When I returned to Berlin this summer, I expected the feeling of history about to happen would be gone. I had spent a day and night in Göttingen, my old university town, where, as Heine said, there is a “constant coming and going … an eternal human stream.” Fifty years after my own coming and going, I leave the city for Berlin.
The evening train is like a floating bridge from the economic world to the political one. The soft Lower Saxony landscapes and graceful wind turbines near Hildesheim fade into darkness. I sink into the traveler’s blessed bubble of reflection with a good book in the dining car.
But right on the edge of Berlin, passing through Spandau, I begin to feel the old electricity again. By the time the train glides into the glassy new Main Station, I am charged again with the familiar Berlin energy.
Real power, it is said, is life in the real economy. Political power is a sandbox created by politicians. But sometimes it is in the powerhouses of politics that life is played out.
Today Germany’s economic and political worlds are united in a joint project—salvation of the euro, keeping Germany out of debilitating entanglements with its neighbors, preserving Germany’s hard-won economic success, defining Germany’s new identity as the political powerhouse of Europe.
The upheavals of the 1960s and of 1989 were high drama, sometimes matters of life and death.

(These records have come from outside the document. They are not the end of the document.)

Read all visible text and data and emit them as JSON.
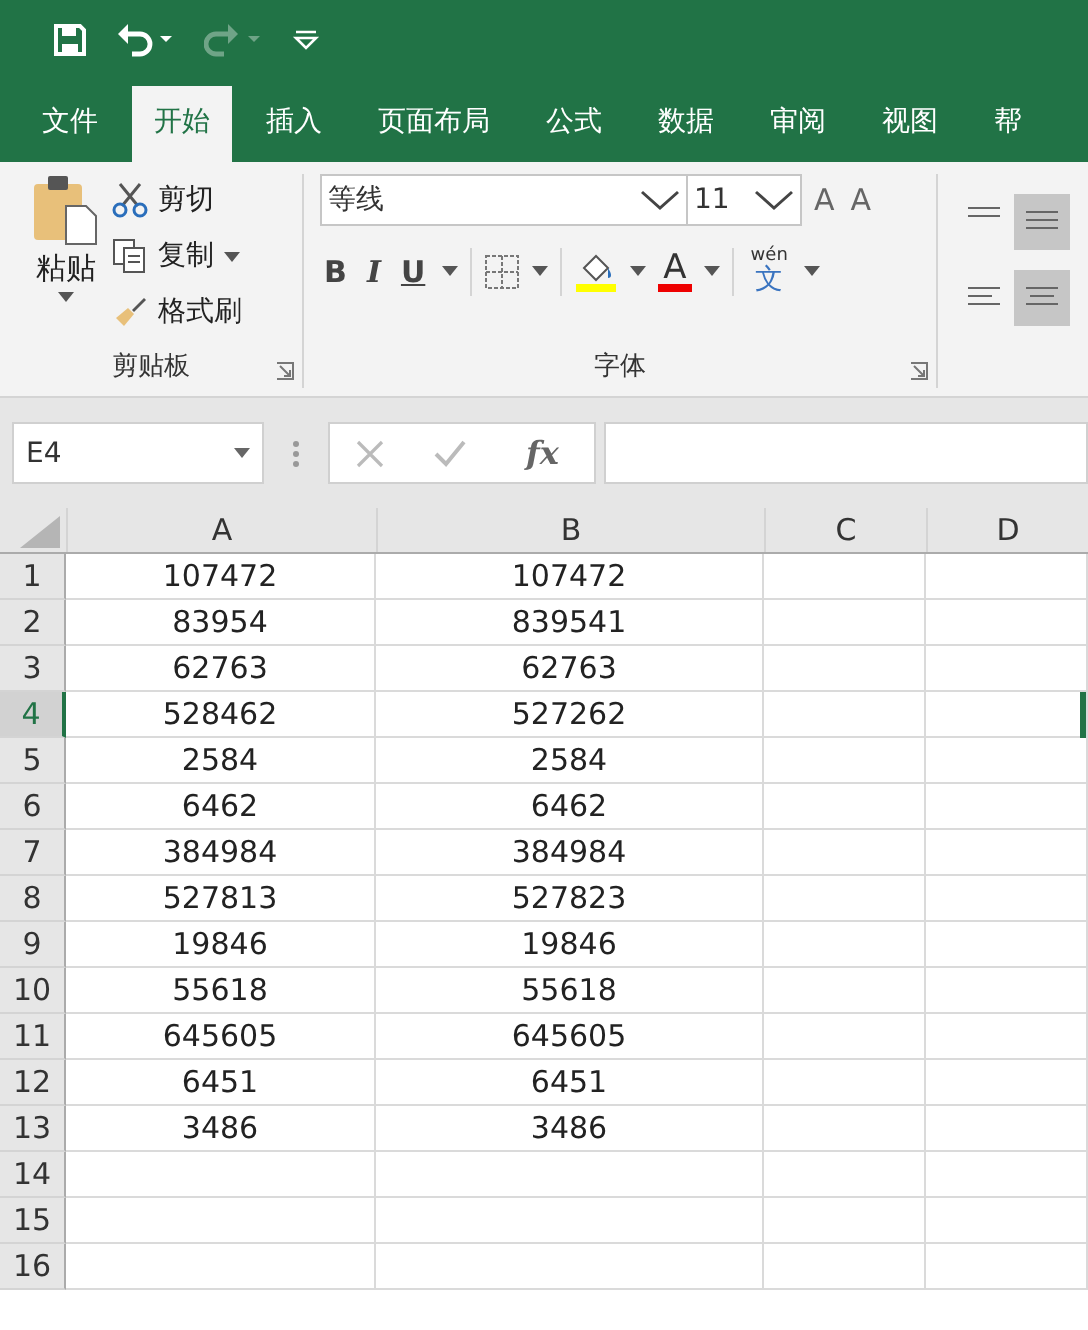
{
  "quick_access": {
    "undo_enabled": true,
    "redo_enabled": false
  },
  "tabs": [
    {
      "label": "文件",
      "selected": false
    },
    {
      "label": "开始",
      "selected": true
    },
    {
      "label": "插入",
      "selected": false
    },
    {
      "label": "页面布局",
      "selected": false
    },
    {
      "label": "公式",
      "selected": false
    },
    {
      "label": "数据",
      "selected": false
    },
    {
      "label": "审阅",
      "selected": false
    },
    {
      "label": "视图",
      "selected": false
    },
    {
      "label": "帮",
      "selected": false
    }
  ],
  "clipboard": {
    "paste": "粘贴",
    "cut": "剪切",
    "copy": "复制",
    "format_painter": "格式刷",
    "label": "剪贴板"
  },
  "font": {
    "family": "等线",
    "size": "11",
    "grow": "A",
    "shrink": "A",
    "bold": "B",
    "italic": "I",
    "underline": "U",
    "font_color": "A",
    "phonetic_top": "wén",
    "phonetic_char": "文",
    "label": "字体"
  },
  "formula_bar": {
    "name_box": "E4",
    "fx": "fx"
  },
  "columns": [
    {
      "label": "A",
      "selected": false
    },
    {
      "label": "B",
      "selected": false
    },
    {
      "label": "C",
      "selected": false
    },
    {
      "label": "D",
      "selected": false
    }
  ],
  "rows": [
    {
      "number": "1",
      "selected": false,
      "cells": [
        "107472",
        "107472"
      ]
    },
    {
      "number": "2",
      "selected": false,
      "cells": [
        "83954",
        "839541"
      ]
    },
    {
      "number": "3",
      "selected": false,
      "cells": [
        "62763",
        "62763"
      ]
    },
    {
      "number": "4",
      "selected": true,
      "cells": [
        "528462",
        "527262"
      ]
    },
    {
      "number": "5",
      "selected": false,
      "cells": [
        "2584",
        "2584"
      ]
    },
    {
      "number": "6",
      "selected": false,
      "cells": [
        "6462",
        "6462"
      ]
    },
    {
      "number": "7",
      "selected": false,
      "cells": [
        "384984",
        "384984"
      ]
    },
    {
      "number": "8",
      "selected": false,
      "cells": [
        "527813",
        "527823"
      ]
    },
    {
      "number": "9",
      "selected": false,
      "cells": [
        "19846",
        "19846"
      ]
    },
    {
      "number": "10",
      "selected": false,
      "cells": [
        "55618",
        "55618"
      ]
    },
    {
      "number": "11",
      "selected": false,
      "cells": [
        "645605",
        "645605"
      ]
    },
    {
      "number": "12",
      "selected": false,
      "cells": [
        "6451",
        "6451"
      ]
    },
    {
      "number": "13",
      "selected": false,
      "cells": [
        "3486",
        "3486"
      ]
    },
    {
      "number": "14",
      "selected": false
    },
    {
      "number": "15",
      "selected": false
    },
    {
      "number": "16",
      "selected": false
    }
  ]
}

The current problems seem less clear, more mundane. “Europe today is more of a muddle than a revolution, and the drama lacks all romance,” I wrote (with co-author Jackson Janes) in The New York Times last March.
In Washington, the great axis of power is Pennsylvania Avenue, the broad boulevard that connects the White House and the Congress.
In Berlin the axis of power is a crooked road connecting three impressive new buildings: the Federal Chancellery, a post-modern cube; the Bundestag (parliament), a glass box inside a stone facade; the Federal President’s Office, a shiny egg in a forest beside Bellevue Palace. I have appointments in all three.
I arrive at the chancellery just in time to learn that my meeting with Minister of State Eckart von Klaeden, one of Angela Merkel’s top four advisors, has been shifted to the Bundestag. He was suddenly called to the parliament on the next-to-last day before the summer break.
Von Klaeden awaits me on a couch in a parliamentarian’s lounge. He seems young and energetic. With Bundestag business swirling around us, von Klaeden—brown hair, rimless glasses, serious mood—describes the euro crisis. “It’s the old world’s battle for its place in the world. We can't continue on the road we’ve been on. We need a Europe that is strong enough to be both partners and competitors with America and Asia. Then we’ll be able to continue living well in Europe.”